The “new normal” Business Environment
A good example of this complex consumption pattern is Software AG’s recent partnership with Tom Tom Work–who are now able to offer fleet management as-a-service to their business customers. The ability to offer outsourced transportation and logistics management enables Tom Tom to provide a new differentiated service on top of the core competencies of their organization, namely location-based services. The power to dynamically recombine core capabilities into new product and service offerings while simultaneously offloading non-core competencies to partners reflects a “new normal” business environment. Complexity should be seen as a function of specialization, and organizations should identify which sources of complexity they want to embrace through process-orientation, and which sources of complexity they want to eschew through service orientation. Eschewing complexity through service-orientation requires the discipline of segmenting specialized Enterprise subgroups and actively deciding whether your organization wants to invest in world-class processes or divest services to outsourcers. No single person in the Enterprise can understand the total complexity of the value chain, but this does not lead to weakness as long as you can align internal and external subgroups through trust or by developing a trusted framework of operation.

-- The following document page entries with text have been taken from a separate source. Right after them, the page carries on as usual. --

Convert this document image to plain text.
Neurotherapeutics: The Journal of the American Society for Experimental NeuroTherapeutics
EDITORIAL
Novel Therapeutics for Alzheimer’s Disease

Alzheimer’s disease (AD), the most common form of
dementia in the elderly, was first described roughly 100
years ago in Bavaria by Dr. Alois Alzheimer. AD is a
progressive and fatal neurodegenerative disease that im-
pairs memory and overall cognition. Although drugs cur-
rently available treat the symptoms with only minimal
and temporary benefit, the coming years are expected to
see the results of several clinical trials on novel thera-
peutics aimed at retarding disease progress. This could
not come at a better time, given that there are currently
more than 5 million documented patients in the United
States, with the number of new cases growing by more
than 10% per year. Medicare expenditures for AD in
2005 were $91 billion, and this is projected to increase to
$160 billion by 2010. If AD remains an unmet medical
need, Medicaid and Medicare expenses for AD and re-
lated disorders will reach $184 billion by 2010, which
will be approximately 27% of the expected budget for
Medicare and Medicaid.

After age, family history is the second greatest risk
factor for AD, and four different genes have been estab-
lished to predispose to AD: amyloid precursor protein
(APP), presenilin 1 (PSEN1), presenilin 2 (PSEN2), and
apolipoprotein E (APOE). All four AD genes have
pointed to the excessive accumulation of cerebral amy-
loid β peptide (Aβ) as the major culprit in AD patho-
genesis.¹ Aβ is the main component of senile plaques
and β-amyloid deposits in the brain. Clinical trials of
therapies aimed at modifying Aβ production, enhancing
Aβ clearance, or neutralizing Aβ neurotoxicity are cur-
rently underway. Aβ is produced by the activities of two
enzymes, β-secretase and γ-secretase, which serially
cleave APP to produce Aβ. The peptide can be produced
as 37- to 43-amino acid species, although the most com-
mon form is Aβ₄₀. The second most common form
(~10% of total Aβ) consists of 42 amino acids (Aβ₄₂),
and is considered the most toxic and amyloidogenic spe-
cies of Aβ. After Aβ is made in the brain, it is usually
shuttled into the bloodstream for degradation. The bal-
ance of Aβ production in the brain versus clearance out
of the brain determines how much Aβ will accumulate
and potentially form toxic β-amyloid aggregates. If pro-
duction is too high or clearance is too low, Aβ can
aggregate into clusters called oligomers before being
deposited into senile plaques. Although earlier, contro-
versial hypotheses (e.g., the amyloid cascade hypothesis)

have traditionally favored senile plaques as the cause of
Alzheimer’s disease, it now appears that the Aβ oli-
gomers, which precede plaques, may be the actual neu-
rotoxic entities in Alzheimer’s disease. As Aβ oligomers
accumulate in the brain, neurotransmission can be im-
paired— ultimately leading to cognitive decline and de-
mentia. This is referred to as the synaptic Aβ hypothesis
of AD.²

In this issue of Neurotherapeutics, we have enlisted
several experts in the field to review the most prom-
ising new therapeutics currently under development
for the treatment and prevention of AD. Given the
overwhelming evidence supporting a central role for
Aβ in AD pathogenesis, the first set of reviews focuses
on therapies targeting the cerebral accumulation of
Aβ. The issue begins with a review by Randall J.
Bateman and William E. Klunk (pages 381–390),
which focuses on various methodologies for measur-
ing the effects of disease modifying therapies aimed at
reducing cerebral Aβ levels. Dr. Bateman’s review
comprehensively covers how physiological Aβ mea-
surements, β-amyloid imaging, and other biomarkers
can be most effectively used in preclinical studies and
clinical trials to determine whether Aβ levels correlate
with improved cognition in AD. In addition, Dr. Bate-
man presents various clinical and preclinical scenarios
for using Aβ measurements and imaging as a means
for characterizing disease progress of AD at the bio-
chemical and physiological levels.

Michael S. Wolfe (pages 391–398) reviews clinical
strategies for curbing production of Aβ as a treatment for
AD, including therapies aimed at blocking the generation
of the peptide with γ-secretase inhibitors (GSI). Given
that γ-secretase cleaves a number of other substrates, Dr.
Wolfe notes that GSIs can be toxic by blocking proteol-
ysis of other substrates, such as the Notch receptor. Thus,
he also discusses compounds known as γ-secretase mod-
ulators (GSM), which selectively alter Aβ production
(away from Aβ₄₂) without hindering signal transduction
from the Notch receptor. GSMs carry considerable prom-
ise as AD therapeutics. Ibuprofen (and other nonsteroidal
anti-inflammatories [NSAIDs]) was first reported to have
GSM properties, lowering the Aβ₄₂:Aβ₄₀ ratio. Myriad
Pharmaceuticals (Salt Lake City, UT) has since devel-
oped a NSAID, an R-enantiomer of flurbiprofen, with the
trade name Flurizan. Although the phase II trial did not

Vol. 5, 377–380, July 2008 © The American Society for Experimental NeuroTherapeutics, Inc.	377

A trusted framework allows you to manage complexity housed in many discrete silos without requiring explicit trust between specific providers and consumers. By externalizing trust into policies that are uniformly enforced, we create a trusted environment. An example is automobile traffic. Automobile traffic is exceedingly complex, and no single driver can understand what is in the minds of all the other drivers. In fact, when one goes on the road, it is not because one trusts each and every driver explicitly, rather that there are enforceable rules of the road that have been declared and enforced. Individual trust relationships between drivers is not scalable. So a driver trusts in the framework of policy enforcement. Similarly, trusted environments hold the key to enabling spontaneous networks of collaboration between Enterprise subunits and external partners and suppliers.
As such, the business and IT functions need to develop a framework of trust that creates the possibility of continuous improvement–an evolutionary paradigm that at the Enterprise scale requires continuous measurement, continuous optimization, continuous alignment and continuous collaboration. If SOA and Enterprise IT are going to bury their heads on the “inside of a dog”, it will be much too dark to read the intentions of the business.